Je suis salariée dans une entreprise depuis 25 ans, j’ai toujours travaillé avec dévouement et abnégation, jusqu’au jour où je suis tombée gravement malade. J’ai déposé mes certificats médicaux au fur et à mesure de mon arrêt de travail, mais cette maladie a duré plus de deux ans. A chaque fois que je déposais mes certificats de prolongation, mon employeur les acceptait sans réserve, et m’accusait réception. Après deux ans et demi d’arrêt de travail, je voulais regagner mon poste, et c’est là que mon employeur m’apprend que je ne fais plus partie du personnel. J’ai été au tribunal de première instance sans résultat, et actuellement, je suis en phase d’appel, je ne sais pas quoi faire, je crains que la Cour d’appel ne donne encore une fois raison à l’employeur. Que dois-je faire ?
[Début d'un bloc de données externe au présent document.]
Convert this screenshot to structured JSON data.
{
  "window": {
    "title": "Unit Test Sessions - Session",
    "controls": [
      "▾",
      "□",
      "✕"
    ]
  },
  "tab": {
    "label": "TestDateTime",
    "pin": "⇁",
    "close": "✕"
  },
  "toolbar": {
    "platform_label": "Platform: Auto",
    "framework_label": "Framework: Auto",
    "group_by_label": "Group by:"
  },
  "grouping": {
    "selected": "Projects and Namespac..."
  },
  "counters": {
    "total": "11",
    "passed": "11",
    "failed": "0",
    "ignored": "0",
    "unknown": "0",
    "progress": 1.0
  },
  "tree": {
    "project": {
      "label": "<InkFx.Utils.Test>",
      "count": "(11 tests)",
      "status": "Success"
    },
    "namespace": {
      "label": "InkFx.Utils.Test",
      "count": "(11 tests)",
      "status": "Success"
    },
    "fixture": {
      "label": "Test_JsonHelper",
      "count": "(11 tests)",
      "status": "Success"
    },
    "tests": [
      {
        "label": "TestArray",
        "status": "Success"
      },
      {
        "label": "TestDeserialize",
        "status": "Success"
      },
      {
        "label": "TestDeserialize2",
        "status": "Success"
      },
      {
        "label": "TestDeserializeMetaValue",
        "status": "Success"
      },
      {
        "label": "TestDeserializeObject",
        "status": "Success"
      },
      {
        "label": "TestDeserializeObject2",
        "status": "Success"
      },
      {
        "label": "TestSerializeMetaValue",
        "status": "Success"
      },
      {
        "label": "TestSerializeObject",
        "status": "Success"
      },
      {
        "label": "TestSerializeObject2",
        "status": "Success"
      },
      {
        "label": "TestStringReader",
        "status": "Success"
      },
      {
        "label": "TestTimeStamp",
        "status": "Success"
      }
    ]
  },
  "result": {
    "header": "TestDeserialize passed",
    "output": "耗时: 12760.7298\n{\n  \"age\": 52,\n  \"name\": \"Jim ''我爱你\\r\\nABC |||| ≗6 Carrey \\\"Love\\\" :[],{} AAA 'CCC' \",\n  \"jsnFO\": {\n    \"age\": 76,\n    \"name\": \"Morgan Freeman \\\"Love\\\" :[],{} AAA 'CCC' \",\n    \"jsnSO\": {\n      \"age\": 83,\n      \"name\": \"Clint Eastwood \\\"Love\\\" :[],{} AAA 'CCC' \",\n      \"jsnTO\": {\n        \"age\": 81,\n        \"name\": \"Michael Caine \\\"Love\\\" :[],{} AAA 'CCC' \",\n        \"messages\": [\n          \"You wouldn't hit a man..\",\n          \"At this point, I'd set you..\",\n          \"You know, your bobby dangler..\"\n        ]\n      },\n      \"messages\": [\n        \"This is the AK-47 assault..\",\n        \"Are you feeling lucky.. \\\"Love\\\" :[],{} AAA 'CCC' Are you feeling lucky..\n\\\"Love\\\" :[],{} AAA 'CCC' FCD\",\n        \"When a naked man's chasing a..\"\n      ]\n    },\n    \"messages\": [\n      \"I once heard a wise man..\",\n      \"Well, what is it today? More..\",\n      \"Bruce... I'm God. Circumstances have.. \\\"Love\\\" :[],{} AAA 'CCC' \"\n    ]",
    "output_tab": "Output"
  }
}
J’ai besoin chère madame de vous rappeler tout d’abord que le Code du travail dans son article 272 dispose : «Lorsque l’absence pour maladie ou accident, autre qu’une maladie professionnelle ou accident du travail, est supérieure à cent quatre-vingts jours consécutifs au cours d’une période de trois cent soixante-cinq jours, ou lorsque le salarié est devenu inapte à continuer l’exercice de son travail, l’employeur peut le considérer comme démissionnaire de son emploi». Ceci étant, l’employeur dispose d’un droit vis-à-vis de son salarié, qui est malade pendant une durée de six mois et qui a cessé son travail en raison de cette maladie, un droit qu’il peut utiliser comme il peut ne pas utiliser.

Dans le cas où l’employeur entend user de ce droit de considérer son salarié comme démissionnaire, il va falloir le lui faire savoir, généralement par courrier adressé à sa dernière adresse contre un accusé de réception, dans lequel il exprime sa volonté mais aussi sa décision d’user de ce droit qui est de considérer son salarié comme démissionnaire. A défaut, le salarié ne peut pas déduire, encore moins se considérer démissionnaire, et partant garde son droit de faire partie du personnel de l’entreprise. Cependant, le législateur est resté muet sur la question du délai dans lequel l’employeur doit exprimer ou faire savoir au salarié qu’il compte user de son droit prévu par l’article 272 du code de travail.

En somme, ce verbe «peut» veut dire que l’employeur dispose d’un droit, et qu’il l’a utilisé. Mais vous ne le savez pas puisqu’il ne vous a rien dit, et partant cela peut être interprété comme une renonciation par l’employeur à son droit.

Par ailleurs, vous aviez également le droit de soulever votre inaptitude de reprendre l’exercice de votre activité, en vous adressant à la Caisse nationale de la sécurité sociale pour vous soumettre à l’examen de sa commission médicale en vue de se prononcer sur votre réforme, le cas échéant.

Ainsi, s’il y a une question juridique sur laquelle vous pouviez insister lors de votre procédure devant le tribunal de première instance, ce serait celle du droit de l’employeur d’user de son droit prévu par l’article 272, et la forme de son expression, une question à rediscuter éventuellement devant la Cour d’appel si vous avez été déboutée par le tribunal de premier degré. Cette question relève parfaitement de la compétence de la Cour de cassation, qui est habilitée à statuer dessus mais à la condition qu’elle ait été débattue devant les juridictions de premier et deuxième degré.